Tornando al presente, vogliamo riportarvi, a dimostrazione di come questo fiore sia inscritto nel nostro DNA e il suo profumo ci riconduca in Sicilia, un verso del brano “Lo Stretto necessario” di Levante, che autrice assieme a Colapesce e Dimartino, lo canta con Carmen Consoli: “Dolce come la Zagara, la via del ritorno”.
Curiosità
Una curiosità che ci ha colpito è uno studio dell’Università del Cairo al-Azhar e di alcuni studiosi della cabala ebraica che, riguardo la scelta dell’abito bianco per andare all’altare, hanno addotto come motivo, la parola “splendore”. Infatti, lo Sefer ha-Zohar, o più semplicemente “Zohar, un testo molto importante per gli iniziati alla disciplina mistica ebraica, è “Il libro dello splendore” che è contenuto, peraltro, nel nome dell’università cairota “al- Azhar“, col significato di “La Luminosa”. La lucentezza delle spose, quindi, più che al momento di gioia, sarebbe legato alla bellezza semplice e chiara dei fiori d’arancio presenti nel bouquet o in una corona che, poggiando sul capo, trattiene il velo. Nel vocabolario di lingua araba, d’altronde, le parole collegate alla radice z – h – r appartengono al campo semantico della fioritura, della prosperità, della radiosità, caratteristiche reali e metaforiche della zagara che diventa, così, propiziatrice di fortuna.

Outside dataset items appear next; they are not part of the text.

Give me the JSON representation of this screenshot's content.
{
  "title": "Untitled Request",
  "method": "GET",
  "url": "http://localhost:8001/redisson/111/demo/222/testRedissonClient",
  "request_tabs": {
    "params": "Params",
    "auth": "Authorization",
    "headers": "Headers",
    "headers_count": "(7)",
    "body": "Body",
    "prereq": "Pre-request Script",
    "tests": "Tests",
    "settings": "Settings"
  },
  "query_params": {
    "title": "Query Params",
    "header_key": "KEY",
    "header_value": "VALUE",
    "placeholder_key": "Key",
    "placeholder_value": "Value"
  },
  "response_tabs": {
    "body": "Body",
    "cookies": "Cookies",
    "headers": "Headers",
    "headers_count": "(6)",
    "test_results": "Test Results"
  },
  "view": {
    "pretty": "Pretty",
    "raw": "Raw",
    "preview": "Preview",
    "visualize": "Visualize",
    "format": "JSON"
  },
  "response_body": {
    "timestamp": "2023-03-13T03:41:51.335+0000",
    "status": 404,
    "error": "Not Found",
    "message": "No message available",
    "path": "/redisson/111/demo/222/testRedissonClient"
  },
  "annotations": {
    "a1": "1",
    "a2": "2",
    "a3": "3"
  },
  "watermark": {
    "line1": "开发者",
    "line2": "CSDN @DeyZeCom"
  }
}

Passando al nostro meridione, un tempo, in primavera, le giovani spose avevano l’usanza di adornarsi con questi fiorellini bianchi e odorosi di cui vi era grande abbondanza e da cui nasce la locuzione “fiori d’arancio”, diventata sinonimo di “matrimonio”.
Chiudiamo con l’aforista Fabrizio Caramagna e il suo: “Mi piacciono i profumi che hanno una storia da raccontare. La storia di un corpo, ma anche la storia dei cieli, dei venti e dei sogni che hanno visitato quel corpo”. Il nostro, che siamo affetti da “sicilitudine”, per dirla alla Sciascia, o “isolitudine”, alla Bufalino, è quello del fiore di cui, oggi, anche se virtualmente, vi abbiamo omaggiato.